A Igualdade presa entre a Forma e Substância: os exemplos no Ministério da Defesa e na EFACEC


Recentemente, esteve envolta em polémica a emanação de uma Diretiva, por parte do Ministério da Defesa Nacional, relacionada com a utilização de linguagem inclusiva nas Forças Armadas (Entretanto anulada pelo Ministro). Esta diretiva, com forte atenção mediática foi objeto de entusiasmado debate público acerca de questões da maior relevância como, entre outras: “nascido em” ou…


Recentemente, esteve envolta em polémica a emanação de uma Diretiva, por parte do Ministério da Defesa Nacional, relacionada com a utilização de linguagem inclusiva nas Forças Armadas (Entretanto anulada pelo Ministro).
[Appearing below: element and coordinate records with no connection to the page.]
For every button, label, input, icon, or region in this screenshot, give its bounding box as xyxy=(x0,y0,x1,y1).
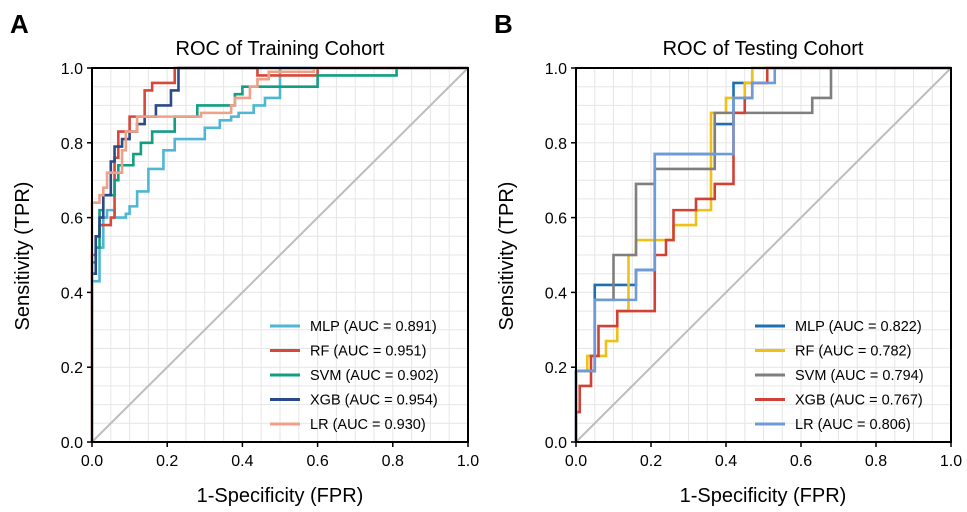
legend-entry-label: XGB (AUC = 0.954) xyxy=(310,393,438,409)
legend-entry-label: RF (AUC = 0.782) xyxy=(795,344,911,360)
panel-b-diagonal-reference xyxy=(575,67,952,443)
y-tick-label: 1.0 xyxy=(61,61,83,78)
y-tick-label: 0.2 xyxy=(61,360,83,377)
panel-a-ylabel: Sensitivity (TPR) xyxy=(12,182,34,331)
legend-entry-label: LR (AUC = 0.930) xyxy=(310,417,426,433)
x-tick-label: 0.6 xyxy=(306,453,328,470)
x-tick-label: 0.6 xyxy=(790,453,812,470)
y-tick-label: 0.4 xyxy=(61,285,83,302)
x-tick-label: 0.4 xyxy=(715,453,737,470)
x-tick-label: 1.0 xyxy=(457,453,479,470)
panel-a-plot-area: 0.0 0.2 0.4 0.6 0.8 1.0 0.0 0.2 0.4 0.6 0.8 1.0 MLP … xyxy=(61,61,479,470)
panel-a-diagonal-reference xyxy=(91,67,469,443)
panel-b-label: B xyxy=(494,9,513,39)
panel-a-title: ROC of Training Cohort xyxy=(176,38,385,60)
x-tick-label: 0.4 xyxy=(231,453,253,470)
legend-entry-label: MLP (AUC = 0.891) xyxy=(310,319,437,335)
y-tick-label: 0.2 xyxy=(545,360,567,377)
series-line-4 xyxy=(90,66,468,442)
series-line-2 xyxy=(90,66,468,442)
x-tick-label: 0.8 xyxy=(382,453,404,470)
series-line-4 xyxy=(574,66,951,442)
legend-entry-label: LR (AUC = 0.806) xyxy=(795,417,911,433)
x-tick-label: 0.2 xyxy=(156,453,178,470)
panel-a-axes-frame xyxy=(91,67,469,443)
legend-entry-label: RF (AUC = 0.951) xyxy=(310,344,426,360)
panel-b-plot-area: 0.0 0.2 0.4 0.6 0.8 1.0 0.0 0.2 0.4 0.6 0.8 1.0 MLP … xyxy=(545,61,962,470)
series-line-0 xyxy=(90,66,468,442)
panel-b-ylabel: Sensitivity (TPR) xyxy=(496,182,518,331)
series-line-3 xyxy=(90,66,468,442)
panel-b-title: ROC of Testing Cohort xyxy=(663,38,864,60)
panel-a-grid xyxy=(91,67,469,443)
panel-b-xlabel: 1-Specificity (FPR) xyxy=(680,485,847,507)
y-tick-label: 0.6 xyxy=(61,211,83,228)
y-tick-label: 1.0 xyxy=(545,61,567,78)
panel-a: A ROC of Training Cohort 1-Specificity (… xyxy=(10,9,479,507)
x-tick-label: 0.0 xyxy=(565,453,587,470)
y-tick-label: 0.0 xyxy=(545,435,567,452)
panel-b: B ROC of Testing Cohort 1-Specificity (F… xyxy=(494,9,962,507)
legend-entry-label: SVM (AUC = 0.794) xyxy=(795,368,924,384)
y-tick-label: 0.8 xyxy=(545,136,567,153)
legend-entry-label: MLP (AUC = 0.822) xyxy=(795,319,922,335)
legend-entry-label: SVM (AUC = 0.902) xyxy=(310,368,439,384)
x-tick-label: 0.0 xyxy=(81,453,103,470)
x-tick-label: 0.2 xyxy=(640,453,662,470)
x-tick-label: 1.0 xyxy=(940,453,962,470)
x-tick-label: 0.8 xyxy=(865,453,887,470)
y-tick-label: 0.6 xyxy=(545,211,567,228)
y-tick-label: 0.8 xyxy=(61,136,83,153)
y-tick-label: 0.4 xyxy=(545,285,567,302)
panel-b-axes-frame xyxy=(575,67,952,443)
panel-a-xlabel: 1-Specificity (FPR) xyxy=(197,485,364,507)
panel-a-label: A xyxy=(10,9,29,39)
panel-a-legend: MLP (AUC = 0.891) RF (AUC = 0.951) SVM (AU… xyxy=(270,319,439,433)
panel-b-legend: MLP (AUC = 0.822) RF (AUC = 0.782) SVM (AU… xyxy=(755,319,924,433)
legend-entry-label: XGB (AUC = 0.767) xyxy=(795,393,923,409)
y-tick-label: 0.0 xyxy=(61,435,83,452)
Esta diretiva, com forte atenção mediática foi objeto de entusiasmado debate público acerca de questões da maior relevância como, entre outras: “nascido em” ou “data de nascimento”; “os participantes” ou “quem participa” e “sejam bem-vindos” ou “boas vindas a todas as pessoas”.

Este é claramente um caso de forma sobre a substância, em que à forma/linguagem utilizada é atribuída uma importância que se sobrepõe à realidade substantiva, sobre a qual não tivemos a oportunidade de ser esclarecidos, i.e., se a discriminação em função do género e da orientação sexual é a prática corrente nas Forças Armadas e se esta diretiva se tornaria o instrumento principal para a combater.

A semana que passou trouxe também outra novidade na comunicação social relativa à eleição do novo Conselho de Administração da EFACEC, após a nacionalização da maioria do capital da empresa. De acordo com as notícias tornadas públicas, foi eleito em Assembleia Geral um novo Conselho de Administração constituído por 10 elementos dos quais 5 executivos e 5 não executivos (as pessoas em causa não têm relevância para o que aqui se escreve). Sendo que 9 serão homens (5 executivos e 4 não executivos) e apenas 1 é uma mulher (não executiva).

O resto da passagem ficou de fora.